Advances in medical science have led to an attitude that death is, to some extent, avoidable — or can at least be postponed. But at what point does the provision of treatment become harmful for patients?
The issue of family is a particularly difficult one for healthcare providers. When it comes to end-of-life care, there is clear potential for a doctor's duty to their patient to conflict with the expectations of people who face losing a loved one. Doctors may feel pressure to persist with unnecessary treatment because they fear legal and other consequences.
A 2013 paper produced by the Australian Centre for Health Research, Monash University and the University of Melbourne investigated the problematic and sensitive issue of end-of-life care, and questioned our culture that views stopping treatment as a 'failure'. It also points to junior doctors in emergency care settings lacking the authority or experience to make difficult decisions about end-of-life treatment, and instead continuing treatment out of an adherence to policy or process, perhaps for fear of ramifications with their employers.
These issues point to a problem with rigid and arguably unresponsive treatment regimens being applied to a highly sensitive and emotive situation. It's obviously a difficult situation for patients and their families, but also for doctors who are asked to walk a tightrope between their duties, hospital policies and family expectations.
The importance of end-of-life planning
As a firm, one thing we always emphasise — particularly to those people who may be suffering from a terminal illness — is that planning your end-of-life care and ensuring that you have appointed a medical power of attorney to act on your behalf is important for maintaining a sense of control: without a plan in place, you may not have control over your own circumstances, something which may understandably be very distressing. It's therefore in everyone's best interests to plan ahead.
In the event that a loved one has not appointed a medical power of attorney, the first approach for the family and the hospitals is to plan for care as collaboratively as possible. In rare circumstances, where there is a disagreement — for example, a hospital has decided that there is little point in continuing treatment — a family may head to the courts to seek an order to continue treatment. Conversely, it can be difficult for a family to convince the hospital to withdraw treatment if the hospital believes that treatment is still required.
These situations reinforce the need for a clear plan. While patients are still competent, they can work with hospitals to develop an Advance Care Directive, which is a plan that will discuss how much care the patient would like towards the end of their life and when to withdraw treatment.
To properly understand the issues around effective end-of-life treatment and planning, we need to look at our own attitudes as a community. For a lot of us, death has become a relatively unknown or infrequent event. While we’re all grateful for this, it has also led to death becoming a somewhat more remote idea than perhaps it should, which makes it much harder to accept when it finally arrives.
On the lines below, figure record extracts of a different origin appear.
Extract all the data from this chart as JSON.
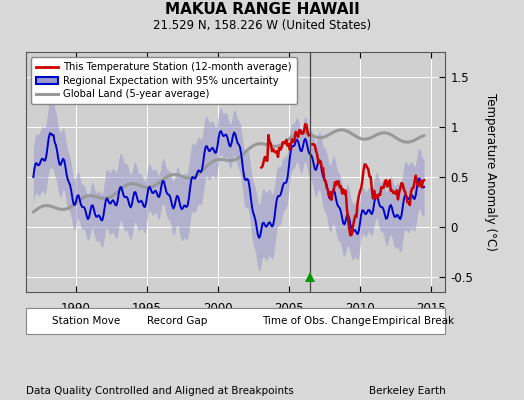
{
  "title": "MAKUA RANGE HAWAII",
  "subtitle": "21.529 N, 158.226 W (United States)",
  "ylabel": "Temperature Anomaly (°C)",
  "xlabel_note": "Data Quality Controlled and Aligned at Breakpoints",
  "credit": "Berkeley Earth",
  "xlim": [
    1986.5,
    2016.0
  ],
  "ylim": [
    -0.65,
    1.75
  ],
  "yticks": [
    -0.5,
    0,
    0.5,
    1,
    1.5
  ],
  "xticks": [
    1990,
    1995,
    2000,
    2005,
    2010,
    2015
  ],
  "bg_color": "#d8d8d8",
  "plot_bg": "#d0d0d0",
  "grid_color": "#ffffff",
  "vertical_line_x": 2006.5,
  "triangle_x": 2006.5,
  "triangle_y": -0.5,
  "red_line_color": "#cc0000",
  "blue_line_color": "#0000cc",
  "blue_fill_color": "#9999cc",
  "gray_line_color": "#999999",
  "legend1_label": "This Temperature Station (12-month average)",
  "legend2_label": "Regional Expectation with 95% uncertainty",
  "legend3_label": "Global Land (5-year average)",
  "bottom_legend": [
    {
      "marker": "D",
      "color": "#cc0000",
      "label": "Station Move"
    },
    {
      "marker": "^",
      "color": "#009900",
      "label": "Record Gap"
    },
    {
      "marker": "v",
      "color": "#0000cc",
      "label": "Time of Obs. Change"
    },
    {
      "marker": "s",
      "color": "#333333",
      "label": "Empirical Break"
    }
  ]
}
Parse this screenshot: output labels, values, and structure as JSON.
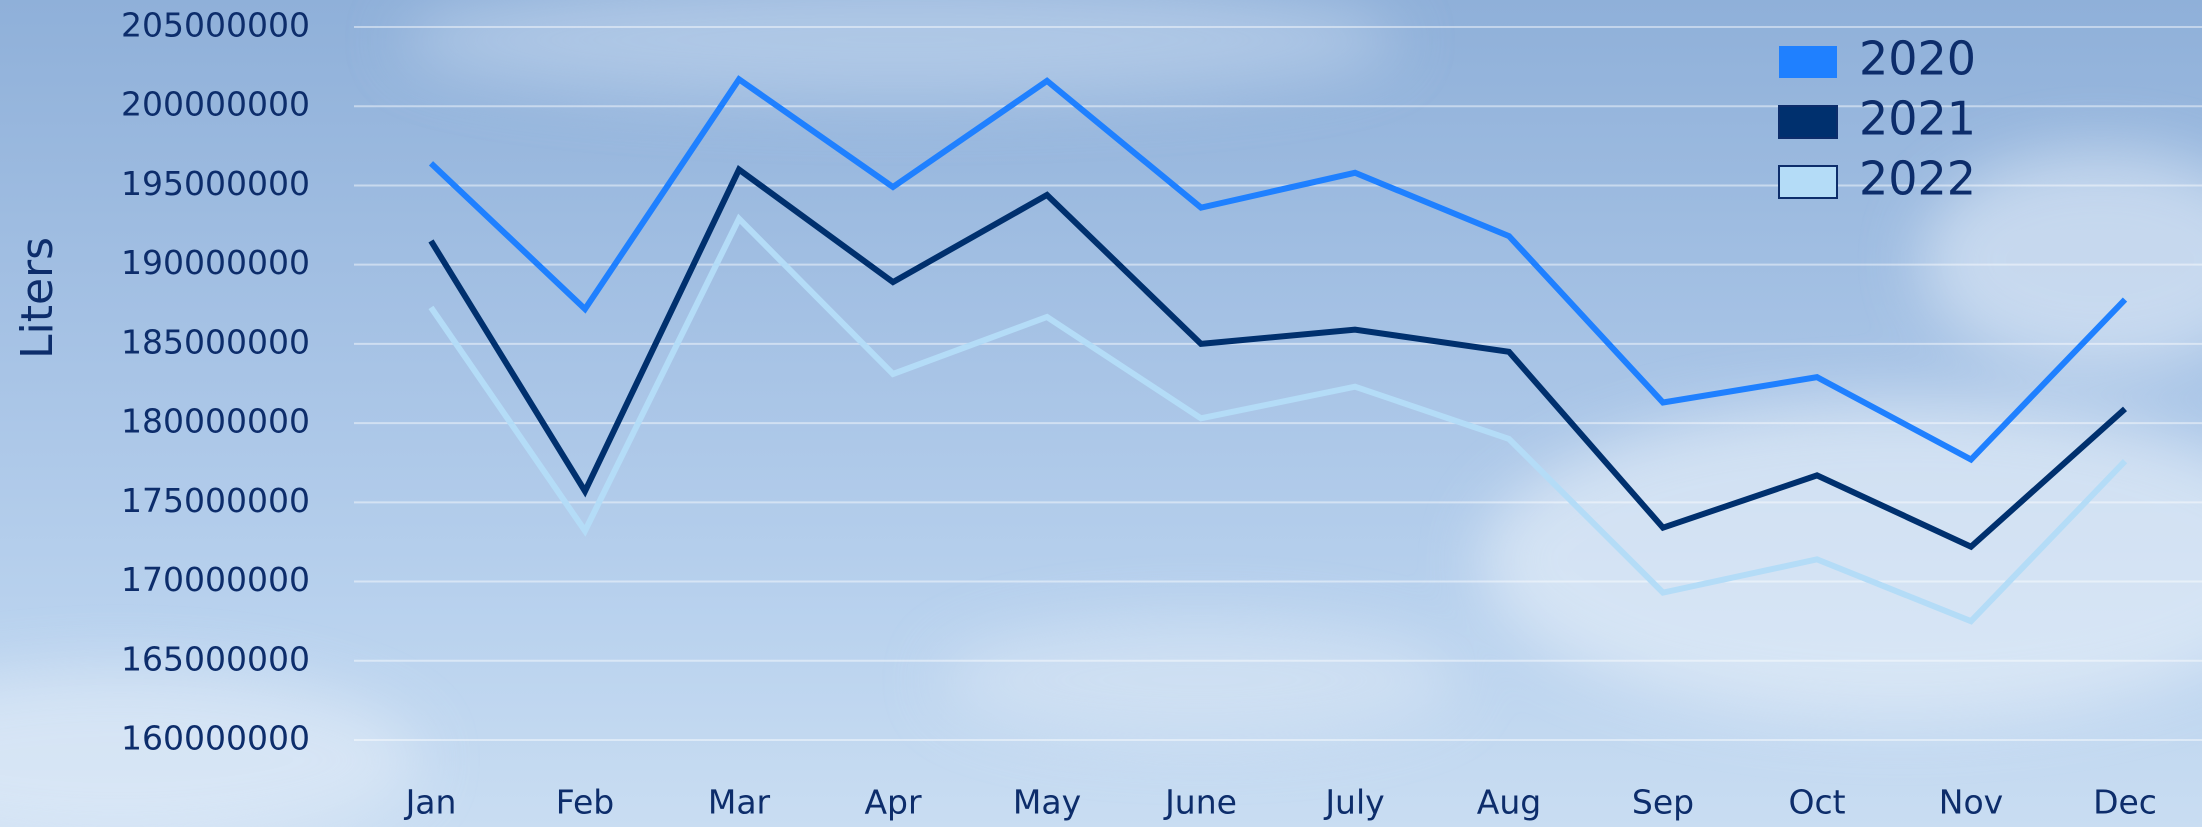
{
  "chart_data": {
    "type": "line",
    "y_label": "Liters",
    "categories": [
      "Jan",
      "Feb",
      "Mar",
      "Apr",
      "May",
      "June",
      "July",
      "Aug",
      "Sep",
      "Oct",
      "Nov",
      "Dec"
    ],
    "series": [
      {
        "name": "2020",
        "color": "#1f80ff",
        "values": [
          196400000,
          187200000,
          201700000,
          194900000,
          201600000,
          193600000,
          195800000,
          191800000,
          181300000,
          182900000,
          177700000,
          187800000
        ]
      },
      {
        "name": "2021",
        "color": "#00306e",
        "values": [
          191500000,
          175700000,
          196000000,
          188900000,
          194400000,
          185000000,
          185900000,
          184500000,
          173400000,
          176700000,
          172200000,
          180900000
        ]
      },
      {
        "name": "2022",
        "color": "#b4dcf7",
        "values": [
          187300000,
          173200000,
          192900000,
          183100000,
          186700000,
          180300000,
          182300000,
          179000000,
          169300000,
          171400000,
          167500000,
          177600000
        ]
      }
    ],
    "ylim": [
      160000000,
      205000000
    ],
    "yticks": [
      160000000,
      165000000,
      170000000,
      175000000,
      180000000,
      185000000,
      190000000,
      195000000,
      200000000,
      205000000
    ],
    "grid": true,
    "legend": "top-right"
  }
}
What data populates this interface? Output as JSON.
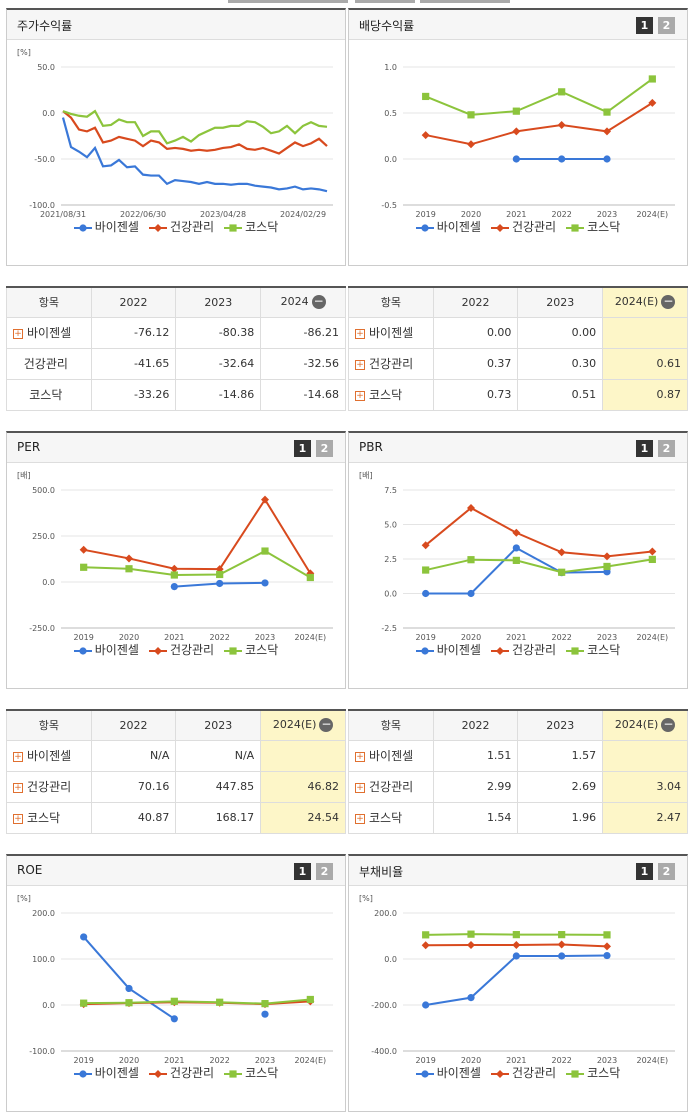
{
  "series_names": [
    "바이젠셀",
    "건강관리",
    "코스닥"
  ],
  "colors": {
    "s0": "#3a78d8",
    "s1": "#d84a1e",
    "s2": "#8cc43c"
  },
  "btn1": "1",
  "btn2": "2",
  "panels": {
    "stock": {
      "title": "주가수익률",
      "unit": "[%]"
    },
    "dividend": {
      "title": "배당수익률",
      "unit": ""
    },
    "per": {
      "title": "PER",
      "unit": "[배]"
    },
    "pbr": {
      "title": "PBR",
      "unit": "[배]"
    },
    "roe": {
      "title": "ROE",
      "unit": "[%]"
    },
    "debt": {
      "title": "부채비율",
      "unit": "[%]"
    }
  },
  "tables": {
    "stock": {
      "headers": [
        "항목",
        "2022",
        "2023",
        "2024"
      ],
      "rows": [
        {
          "label": "바이젠셀",
          "v": [
            "-76.12",
            "-80.38",
            "-86.21"
          ]
        },
        {
          "label": "건강관리",
          "v": [
            "-41.65",
            "-32.64",
            "-32.56"
          ]
        },
        {
          "label": "코스닥",
          "v": [
            "-33.26",
            "-14.86",
            "-14.68"
          ]
        }
      ]
    },
    "dividend": {
      "headers": [
        "항목",
        "2022",
        "2023",
        "2024(E)"
      ],
      "rows": [
        {
          "label": "바이젠셀",
          "v": [
            "0.00",
            "0.00",
            ""
          ]
        },
        {
          "label": "건강관리",
          "v": [
            "0.37",
            "0.30",
            "0.61"
          ]
        },
        {
          "label": "코스닥",
          "v": [
            "0.73",
            "0.51",
            "0.87"
          ]
        }
      ]
    },
    "per": {
      "headers": [
        "항목",
        "2022",
        "2023",
        "2024(E)"
      ],
      "rows": [
        {
          "label": "바이젠셀",
          "v": [
            "N/A",
            "N/A",
            ""
          ]
        },
        {
          "label": "건강관리",
          "v": [
            "70.16",
            "447.85",
            "46.82"
          ]
        },
        {
          "label": "코스닥",
          "v": [
            "40.87",
            "168.17",
            "24.54"
          ]
        }
      ]
    },
    "pbr": {
      "headers": [
        "항목",
        "2022",
        "2023",
        "2024(E)"
      ],
      "rows": [
        {
          "label": "바이젠셀",
          "v": [
            "1.51",
            "1.57",
            ""
          ]
        },
        {
          "label": "건강관리",
          "v": [
            "2.99",
            "2.69",
            "3.04"
          ]
        },
        {
          "label": "코스닥",
          "v": [
            "1.54",
            "1.96",
            "2.47"
          ]
        }
      ]
    }
  },
  "chart_data": [
    {
      "id": "stock",
      "type": "line",
      "title": "주가수익률",
      "ylabel": "[%]",
      "ylim": [
        -100,
        50
      ],
      "yticks": [
        "50.0",
        "0.0",
        "-50.0",
        "-100.0"
      ],
      "ytickvals": [
        50,
        0,
        -50,
        -100
      ],
      "xticks": [
        "2021/08/31",
        "2022/06/30",
        "2023/04/28",
        "2024/02/29"
      ],
      "grid": true,
      "legend": "bottom",
      "series": [
        {
          "name": "바이젠셀",
          "values": [
            -5,
            -37,
            -42,
            -48,
            -38,
            -58,
            -57,
            -51,
            -59,
            -58,
            -67,
            -68,
            -68,
            -77,
            -73,
            -74,
            -75,
            -77,
            -75,
            -77,
            -77,
            -78,
            -77,
            -77,
            -79,
            -80,
            -81,
            -83,
            -82,
            -80,
            -83,
            -82,
            -83,
            -85
          ]
        },
        {
          "name": "건강관리",
          "values": [
            2,
            -5,
            -18,
            -20,
            -16,
            -32,
            -30,
            -26,
            -28,
            -30,
            -36,
            -30,
            -32,
            -39,
            -38,
            -39,
            -41,
            -40,
            -41,
            -40,
            -38,
            -37,
            -34,
            -39,
            -40,
            -38,
            -41,
            -44,
            -38,
            -32,
            -36,
            -33,
            -28,
            -36
          ]
        },
        {
          "name": "코스닥",
          "values": [
            2,
            -1,
            -3,
            -4,
            2,
            -14,
            -13,
            -7,
            -10,
            -10,
            -25,
            -20,
            -20,
            -33,
            -30,
            -26,
            -31,
            -24,
            -20,
            -16,
            -16,
            -14,
            -14,
            -9,
            -10,
            -15,
            -22,
            -20,
            -14,
            -22,
            -14,
            -10,
            -14,
            -15
          ]
        }
      ]
    },
    {
      "id": "dividend",
      "type": "line",
      "title": "배당수익률",
      "ylim": [
        -0.5,
        1.0
      ],
      "yticks": [
        "1.0",
        "0.5",
        "0.0",
        "-0.5"
      ],
      "ytickvals": [
        1.0,
        0.5,
        0.0,
        -0.5
      ],
      "categories": [
        "2019",
        "2020",
        "2021",
        "2022",
        "2023",
        "2024(E)"
      ],
      "grid": true,
      "legend": "bottom",
      "series": [
        {
          "name": "바이젠셀",
          "values": [
            null,
            null,
            0.0,
            0.0,
            0.0,
            null
          ]
        },
        {
          "name": "건강관리",
          "values": [
            0.26,
            0.16,
            0.3,
            0.37,
            0.3,
            0.61
          ]
        },
        {
          "name": "코스닥",
          "values": [
            0.68,
            0.48,
            0.52,
            0.73,
            0.51,
            0.87
          ]
        }
      ]
    },
    {
      "id": "per",
      "type": "line",
      "title": "PER",
      "ylabel": "[배]",
      "ylim": [
        -250,
        500
      ],
      "yticks": [
        "500.0",
        "250.0",
        "0.0",
        "-250.0"
      ],
      "ytickvals": [
        500,
        250,
        0,
        -250
      ],
      "categories": [
        "2019",
        "2020",
        "2021",
        "2022",
        "2023",
        "2024(E)"
      ],
      "grid": true,
      "legend": "bottom",
      "series": [
        {
          "name": "바이젠셀",
          "values": [
            null,
            null,
            -25,
            -8,
            -5,
            null
          ]
        },
        {
          "name": "건강관리",
          "values": [
            175,
            128,
            72,
            70.16,
            447.85,
            46.82
          ]
        },
        {
          "name": "코스닥",
          "values": [
            80,
            72,
            38,
            40.87,
            168.17,
            24.54
          ]
        }
      ]
    },
    {
      "id": "pbr",
      "type": "line",
      "title": "PBR",
      "ylabel": "[배]",
      "ylim": [
        -2.5,
        7.5
      ],
      "yticks": [
        "7.5",
        "5.0",
        "2.5",
        "0.0",
        "-2.5"
      ],
      "ytickvals": [
        7.5,
        5.0,
        2.5,
        0.0,
        -2.5
      ],
      "categories": [
        "2019",
        "2020",
        "2021",
        "2022",
        "2023",
        "2024(E)"
      ],
      "grid": true,
      "legend": "bottom",
      "series": [
        {
          "name": "바이젠셀",
          "values": [
            0.0,
            0.0,
            3.3,
            1.51,
            1.57,
            null
          ]
        },
        {
          "name": "건강관리",
          "values": [
            3.5,
            6.2,
            4.4,
            2.99,
            2.69,
            3.04
          ]
        },
        {
          "name": "코스닥",
          "values": [
            1.7,
            2.45,
            2.4,
            1.54,
            1.96,
            2.47
          ]
        }
      ]
    },
    {
      "id": "roe",
      "type": "line",
      "title": "ROE",
      "ylabel": "[%]",
      "ylim": [
        -100,
        200
      ],
      "yticks": [
        "200.0",
        "100.0",
        "0.0",
        "-100.0"
      ],
      "ytickvals": [
        200,
        100,
        0,
        -100
      ],
      "categories": [
        "2019",
        "2020",
        "2021",
        "2022",
        "2023",
        "2024(E)"
      ],
      "grid": true,
      "legend": "bottom",
      "series": [
        {
          "name": "바이젠셀",
          "values": [
            148,
            36,
            -30,
            null,
            -20,
            null
          ]
        },
        {
          "name": "건강관리",
          "values": [
            2,
            4,
            6,
            5,
            2,
            8
          ]
        },
        {
          "name": "코스닥",
          "values": [
            4,
            5,
            8,
            6,
            3,
            12
          ]
        }
      ]
    },
    {
      "id": "debt",
      "type": "line",
      "title": "부채비율",
      "ylabel": "[%]",
      "ylim": [
        -400,
        200
      ],
      "yticks": [
        "200.0",
        "0.0",
        "-200.0",
        "-400.0"
      ],
      "ytickvals": [
        200,
        0,
        -200,
        -400
      ],
      "categories": [
        "2019",
        "2020",
        "2021",
        "2022",
        "2023",
        "2024(E)"
      ],
      "grid": true,
      "legend": "bottom",
      "series": [
        {
          "name": "바이젠셀",
          "values": [
            -200,
            -168,
            13,
            13,
            15,
            null
          ]
        },
        {
          "name": "건강관리",
          "values": [
            60,
            61,
            61,
            63,
            55,
            null
          ]
        },
        {
          "name": "코스닥",
          "values": [
            105,
            108,
            106,
            106,
            105,
            null
          ]
        }
      ]
    }
  ]
}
Perhaps it's time for a new debate, and examination of attitudes and guidelines for treatment. Treatment may not always be in a patient's best interests and may even lead to unnecessary suffering and loss of dignity. A more sensitive and responsive approach from everyone involved would clearly be beneficial, and help maintain peace of mind during what is usually a very difficult time.
Tom Ballantyne is a senior associate in Maurice Blackburn’s Melbourne office.